4. Hausse des prix des propriétés
- La pénurie d’offres de propriétés résidentielles, combinée à la forte activité transactionnelle, a exercé une pression à la hausse importante sur les prix de l’immobilier. Ce phénomène, qui était déjà observable au cours des dernières années, a été exacerbé avec la pandémie.
- Le marché québécois est entré de plain-pied dans une phase d’exubérance ou d’euphorie impliquant une accélération de la hausse des prix et des situations de dérive du marché dont la surenchère est la première expression.

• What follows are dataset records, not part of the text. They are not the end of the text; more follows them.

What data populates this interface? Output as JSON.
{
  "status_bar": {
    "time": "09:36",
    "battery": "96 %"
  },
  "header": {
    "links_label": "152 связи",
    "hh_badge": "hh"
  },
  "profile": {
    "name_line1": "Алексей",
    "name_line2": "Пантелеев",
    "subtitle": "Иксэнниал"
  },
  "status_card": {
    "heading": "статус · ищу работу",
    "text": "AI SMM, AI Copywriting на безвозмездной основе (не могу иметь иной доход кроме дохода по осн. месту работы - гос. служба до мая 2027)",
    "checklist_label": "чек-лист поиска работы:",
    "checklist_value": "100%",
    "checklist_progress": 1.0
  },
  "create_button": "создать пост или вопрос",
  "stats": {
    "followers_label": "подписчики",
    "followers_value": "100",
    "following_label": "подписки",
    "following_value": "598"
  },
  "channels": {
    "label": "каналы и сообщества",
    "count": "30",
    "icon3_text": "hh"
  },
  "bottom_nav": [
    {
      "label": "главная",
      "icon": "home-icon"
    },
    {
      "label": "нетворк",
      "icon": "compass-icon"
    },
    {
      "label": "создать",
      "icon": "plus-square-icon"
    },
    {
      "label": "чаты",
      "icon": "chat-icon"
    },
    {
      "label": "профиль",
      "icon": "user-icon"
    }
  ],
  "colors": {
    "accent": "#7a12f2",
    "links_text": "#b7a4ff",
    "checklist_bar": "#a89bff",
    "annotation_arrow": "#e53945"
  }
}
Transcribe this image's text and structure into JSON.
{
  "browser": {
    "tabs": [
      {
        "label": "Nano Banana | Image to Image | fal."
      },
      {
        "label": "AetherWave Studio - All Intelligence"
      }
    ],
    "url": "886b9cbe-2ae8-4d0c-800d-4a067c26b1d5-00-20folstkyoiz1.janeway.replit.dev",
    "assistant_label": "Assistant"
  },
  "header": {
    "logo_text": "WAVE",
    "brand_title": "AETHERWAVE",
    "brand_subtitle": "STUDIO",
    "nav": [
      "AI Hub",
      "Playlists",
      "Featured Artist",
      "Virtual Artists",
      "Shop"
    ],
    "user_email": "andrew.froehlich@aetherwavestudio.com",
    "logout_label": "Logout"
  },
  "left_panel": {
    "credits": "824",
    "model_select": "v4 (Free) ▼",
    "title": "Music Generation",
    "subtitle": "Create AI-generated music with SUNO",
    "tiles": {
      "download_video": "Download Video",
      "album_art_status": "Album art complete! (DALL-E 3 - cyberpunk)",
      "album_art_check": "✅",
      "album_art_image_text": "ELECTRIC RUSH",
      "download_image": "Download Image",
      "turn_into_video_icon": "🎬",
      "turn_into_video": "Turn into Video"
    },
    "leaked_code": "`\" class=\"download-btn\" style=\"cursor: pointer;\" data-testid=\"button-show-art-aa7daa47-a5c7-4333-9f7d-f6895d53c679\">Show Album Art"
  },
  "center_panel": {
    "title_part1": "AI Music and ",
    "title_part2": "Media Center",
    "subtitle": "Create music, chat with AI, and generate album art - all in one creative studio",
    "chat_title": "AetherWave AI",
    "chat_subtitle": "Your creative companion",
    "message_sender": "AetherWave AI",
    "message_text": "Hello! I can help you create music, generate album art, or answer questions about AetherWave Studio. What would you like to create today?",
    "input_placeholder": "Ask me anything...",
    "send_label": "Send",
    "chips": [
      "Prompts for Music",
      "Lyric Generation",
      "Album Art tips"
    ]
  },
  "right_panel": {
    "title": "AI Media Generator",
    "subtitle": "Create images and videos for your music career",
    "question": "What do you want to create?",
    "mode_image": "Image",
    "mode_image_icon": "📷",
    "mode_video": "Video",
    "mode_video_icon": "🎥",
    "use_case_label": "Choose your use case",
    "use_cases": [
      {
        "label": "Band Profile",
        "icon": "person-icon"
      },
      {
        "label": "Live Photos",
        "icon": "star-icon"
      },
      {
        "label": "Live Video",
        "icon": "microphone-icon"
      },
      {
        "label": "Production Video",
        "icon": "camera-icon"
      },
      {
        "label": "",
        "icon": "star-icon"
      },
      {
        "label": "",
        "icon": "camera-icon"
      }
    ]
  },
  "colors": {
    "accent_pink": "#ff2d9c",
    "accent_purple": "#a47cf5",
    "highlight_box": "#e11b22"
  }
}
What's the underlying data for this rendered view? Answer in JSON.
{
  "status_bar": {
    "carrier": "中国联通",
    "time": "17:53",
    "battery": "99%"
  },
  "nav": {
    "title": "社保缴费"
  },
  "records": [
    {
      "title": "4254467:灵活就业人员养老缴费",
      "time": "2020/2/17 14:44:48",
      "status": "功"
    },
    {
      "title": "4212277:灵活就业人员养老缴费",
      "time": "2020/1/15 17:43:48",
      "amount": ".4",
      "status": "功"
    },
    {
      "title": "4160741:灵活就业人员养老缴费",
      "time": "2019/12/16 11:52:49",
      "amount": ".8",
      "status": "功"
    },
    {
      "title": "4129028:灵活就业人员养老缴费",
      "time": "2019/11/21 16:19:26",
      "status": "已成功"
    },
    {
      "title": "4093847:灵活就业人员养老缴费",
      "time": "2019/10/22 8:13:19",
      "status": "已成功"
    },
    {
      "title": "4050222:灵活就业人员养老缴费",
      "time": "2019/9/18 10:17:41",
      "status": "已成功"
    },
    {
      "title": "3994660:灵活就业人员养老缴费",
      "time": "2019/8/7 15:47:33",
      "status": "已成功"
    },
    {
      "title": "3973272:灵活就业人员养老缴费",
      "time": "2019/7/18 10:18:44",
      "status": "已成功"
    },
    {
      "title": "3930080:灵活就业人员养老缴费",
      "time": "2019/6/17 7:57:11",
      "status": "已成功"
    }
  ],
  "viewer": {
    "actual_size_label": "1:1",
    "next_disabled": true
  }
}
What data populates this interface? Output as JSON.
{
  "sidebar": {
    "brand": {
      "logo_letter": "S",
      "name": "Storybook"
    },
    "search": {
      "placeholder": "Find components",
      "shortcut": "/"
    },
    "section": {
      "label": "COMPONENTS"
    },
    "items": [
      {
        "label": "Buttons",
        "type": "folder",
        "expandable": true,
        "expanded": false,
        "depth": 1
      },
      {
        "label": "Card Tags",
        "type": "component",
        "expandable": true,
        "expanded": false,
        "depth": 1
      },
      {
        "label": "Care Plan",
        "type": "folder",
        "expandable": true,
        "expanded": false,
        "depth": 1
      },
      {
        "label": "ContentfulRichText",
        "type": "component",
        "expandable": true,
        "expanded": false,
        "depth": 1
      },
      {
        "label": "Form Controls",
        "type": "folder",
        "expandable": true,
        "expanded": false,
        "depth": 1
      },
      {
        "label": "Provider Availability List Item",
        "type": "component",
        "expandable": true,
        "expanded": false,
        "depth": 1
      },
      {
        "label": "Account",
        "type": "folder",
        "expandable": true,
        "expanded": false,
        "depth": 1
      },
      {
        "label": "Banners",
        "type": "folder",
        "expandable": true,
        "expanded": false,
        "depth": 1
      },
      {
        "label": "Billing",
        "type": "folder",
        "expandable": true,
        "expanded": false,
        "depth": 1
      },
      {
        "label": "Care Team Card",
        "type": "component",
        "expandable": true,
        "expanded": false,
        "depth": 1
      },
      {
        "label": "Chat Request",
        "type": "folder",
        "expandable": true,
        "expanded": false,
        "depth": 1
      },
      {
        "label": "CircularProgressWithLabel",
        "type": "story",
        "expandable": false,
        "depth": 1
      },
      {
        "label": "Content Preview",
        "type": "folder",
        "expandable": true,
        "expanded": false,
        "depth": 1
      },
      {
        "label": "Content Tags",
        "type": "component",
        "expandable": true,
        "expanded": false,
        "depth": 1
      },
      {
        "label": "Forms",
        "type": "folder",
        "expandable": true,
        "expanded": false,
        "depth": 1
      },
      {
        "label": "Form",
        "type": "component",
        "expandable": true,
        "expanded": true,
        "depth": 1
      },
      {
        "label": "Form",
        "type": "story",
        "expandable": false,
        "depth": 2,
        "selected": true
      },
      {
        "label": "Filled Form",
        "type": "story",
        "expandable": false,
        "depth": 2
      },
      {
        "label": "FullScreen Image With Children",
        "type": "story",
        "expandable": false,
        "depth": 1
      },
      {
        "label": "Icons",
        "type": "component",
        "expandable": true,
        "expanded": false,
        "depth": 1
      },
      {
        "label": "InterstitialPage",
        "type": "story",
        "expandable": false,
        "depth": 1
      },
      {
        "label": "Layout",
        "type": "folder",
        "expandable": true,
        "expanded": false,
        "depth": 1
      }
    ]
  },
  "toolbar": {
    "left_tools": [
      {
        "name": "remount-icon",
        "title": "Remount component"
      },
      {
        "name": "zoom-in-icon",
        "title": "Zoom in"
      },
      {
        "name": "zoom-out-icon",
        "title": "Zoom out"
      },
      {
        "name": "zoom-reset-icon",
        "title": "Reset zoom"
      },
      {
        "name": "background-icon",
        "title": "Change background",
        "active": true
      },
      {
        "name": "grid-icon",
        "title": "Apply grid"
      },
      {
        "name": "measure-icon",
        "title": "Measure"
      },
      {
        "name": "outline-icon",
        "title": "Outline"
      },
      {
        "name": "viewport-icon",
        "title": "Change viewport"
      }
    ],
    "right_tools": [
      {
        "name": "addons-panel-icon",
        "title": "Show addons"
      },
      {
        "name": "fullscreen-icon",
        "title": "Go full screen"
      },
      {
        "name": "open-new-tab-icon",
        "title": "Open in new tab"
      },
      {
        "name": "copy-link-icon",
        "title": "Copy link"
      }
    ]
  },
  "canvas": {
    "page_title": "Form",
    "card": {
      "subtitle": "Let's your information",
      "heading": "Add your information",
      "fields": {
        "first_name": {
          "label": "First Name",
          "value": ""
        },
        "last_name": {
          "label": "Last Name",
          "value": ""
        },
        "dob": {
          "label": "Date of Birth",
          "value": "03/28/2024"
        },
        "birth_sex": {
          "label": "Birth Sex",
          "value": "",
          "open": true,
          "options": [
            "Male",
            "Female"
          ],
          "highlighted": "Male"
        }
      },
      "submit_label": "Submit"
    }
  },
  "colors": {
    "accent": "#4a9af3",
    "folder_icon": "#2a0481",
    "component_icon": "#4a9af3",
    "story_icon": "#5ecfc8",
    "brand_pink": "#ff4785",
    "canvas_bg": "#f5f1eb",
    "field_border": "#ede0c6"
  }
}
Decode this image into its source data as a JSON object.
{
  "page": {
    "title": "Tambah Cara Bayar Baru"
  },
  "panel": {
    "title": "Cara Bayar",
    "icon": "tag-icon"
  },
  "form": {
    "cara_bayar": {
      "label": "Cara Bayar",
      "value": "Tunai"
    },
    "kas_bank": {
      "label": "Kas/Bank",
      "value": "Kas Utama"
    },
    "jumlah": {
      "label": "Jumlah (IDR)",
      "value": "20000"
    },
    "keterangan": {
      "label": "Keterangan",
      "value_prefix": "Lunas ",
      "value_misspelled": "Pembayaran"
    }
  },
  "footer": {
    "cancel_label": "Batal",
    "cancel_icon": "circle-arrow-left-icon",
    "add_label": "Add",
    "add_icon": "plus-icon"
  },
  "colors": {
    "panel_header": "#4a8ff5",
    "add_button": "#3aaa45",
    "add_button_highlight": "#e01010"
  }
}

5. Changement du comportement des acheteurs et des vendeurs
Malgré toute l’insistance, les mises en garde et les conseils des courtiers, le contexte de la surchauffe a mis en lumière deux comportements atypiques, tant chez les vendeurs que chez les acheteurs. Motivés par la prudence sanitaire, les vendeurs ont manifesté une forte réticence à voir déambuler des acheteurs dans leur demeure, bien que ces visites soient essentielles à la réussite de la vente. Cette réticence s’est avérée tout aussi forte de la part des locataires lorsque des logements loués étaient inclus dans la vente.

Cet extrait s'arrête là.